The average prices of essential commodities have surged abnormally, increasing by up to 830 per cent from production to retail level, according to a recent study by the Dhaka Chamber of Commerce and Industry.
However, the study found that the rate of price hikes varied across different divisions, depending on geographic location.
According to the DCCI study, the price of fine rice varieties has risen by 306.93 per cent from the production to the retail level, while that of coarse rice varieties has increased by 215.11 per cent.
Excessive hikes were also found in case of onions’ price, which rose by 238.96 per cent, that of ginger by 301.33 per cent, garlic by 276.55 per cent, potatoes by 216 per cent, green chillies by 376.30 per cent and turmeric by 830.43 per cent.
The study also revealed that the rate of price hike for red chillies was 323.75 per cent and that of salt 184 per cent.
The DCCI presented the findings of the study on Thursday at an event titled ‘Food Inflation: An Analysis on Price Dynamics of Essential Commodities,’ held at the chamber’s headquarters in the city.
The study identified several factors contributing to the commodities’ price hikes, including increased production costs, low supply, inefficient market mechanism, high transportation costs and market dominance by wholesalers, which limited bargaining power.
Other reasons for price fluctuations include artificial shortages, difficulties in opening letters of credit, seasonal price variations, depreciation of the taka, supply chain inefficiencies, inadequate storage facilities and limited market access for producers.

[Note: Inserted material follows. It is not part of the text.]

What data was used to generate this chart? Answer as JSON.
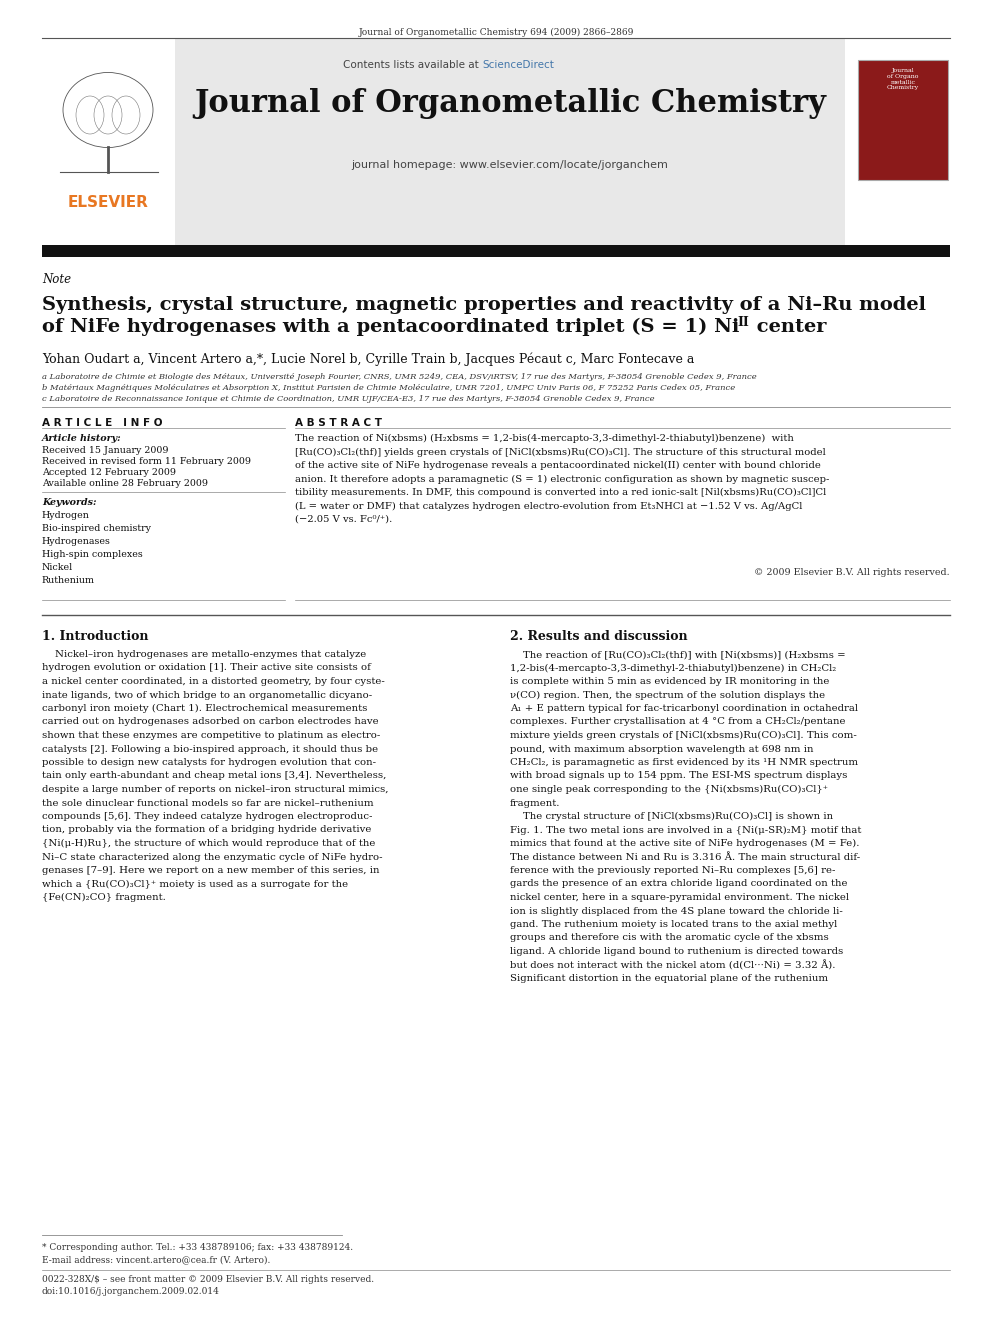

The study also identified a lack of coordination between demand, production and imports of essential products as the major reasons for the current food inflation.
Additionally, an inefficient market system and information asymmetry, a decline in local production, high transportation costs and rising costs of fertilisers, seeds, oil, medicines and other inputs have further contributed to the inflation, it said.
To control inflation, the study suggested that the government should enhance data collection and dissemination to support effective decision-making, invest in improved transportation networks to ensure timely delivery of food items, develop more storage facilities to reduce food spoilage and wastage and streamline the supply chain ecosystem.
DCCI president Ashraf Ahmed said that despite the significant price differences between producers and consumers, producers were not receiving fair prices, partly due to indirect costs.
He said that reducing input costs in storage, transportation and processing could lower prices.
Ashraf stressed the need for accurate supply and demand data, along with data analytics, to guide effective policy-making.
He called for a ‘tariff calendar’ to allow importers to plan imports at lower rates during off-seasons.
Bangladesh Bank’s executive director Sayera Younus said that controlling inflation was the central bank’s top priority, but despite recent policy rate increases, inflation had not decreased to expected levels, primarily due to non-economic factors.
She identified additional contributors to inflation, such as international market dynamics, rising exchange rates and increased import costs, while emphasising the necessity of strong monitoring to effectively manage price fluctuations on the local market.
Commerce ministry joint secretary Saifuddin Ahmed emphasised the importance of market data analysis for developing appropriate policy guidelines.
He said that research was needed to determine actual demand, supply capacity, production capacity, seasonal demand and variations.
He proposed establishing annual statistics based on a ‘product calendar’ to streamline the government’s taxation process for imported goods and other procedures.
Bangladesh Bureau of Statistics deputy director Swajan Hayder said that price hikes often resulted from gaps between supply and demand.
He recommended a separate study on the impact of transportation costs on price spirals, warning that if inflation was not contained, consumers would need to adjust or sacrifice their daily expenditures on medical and education of children, which was undesirable.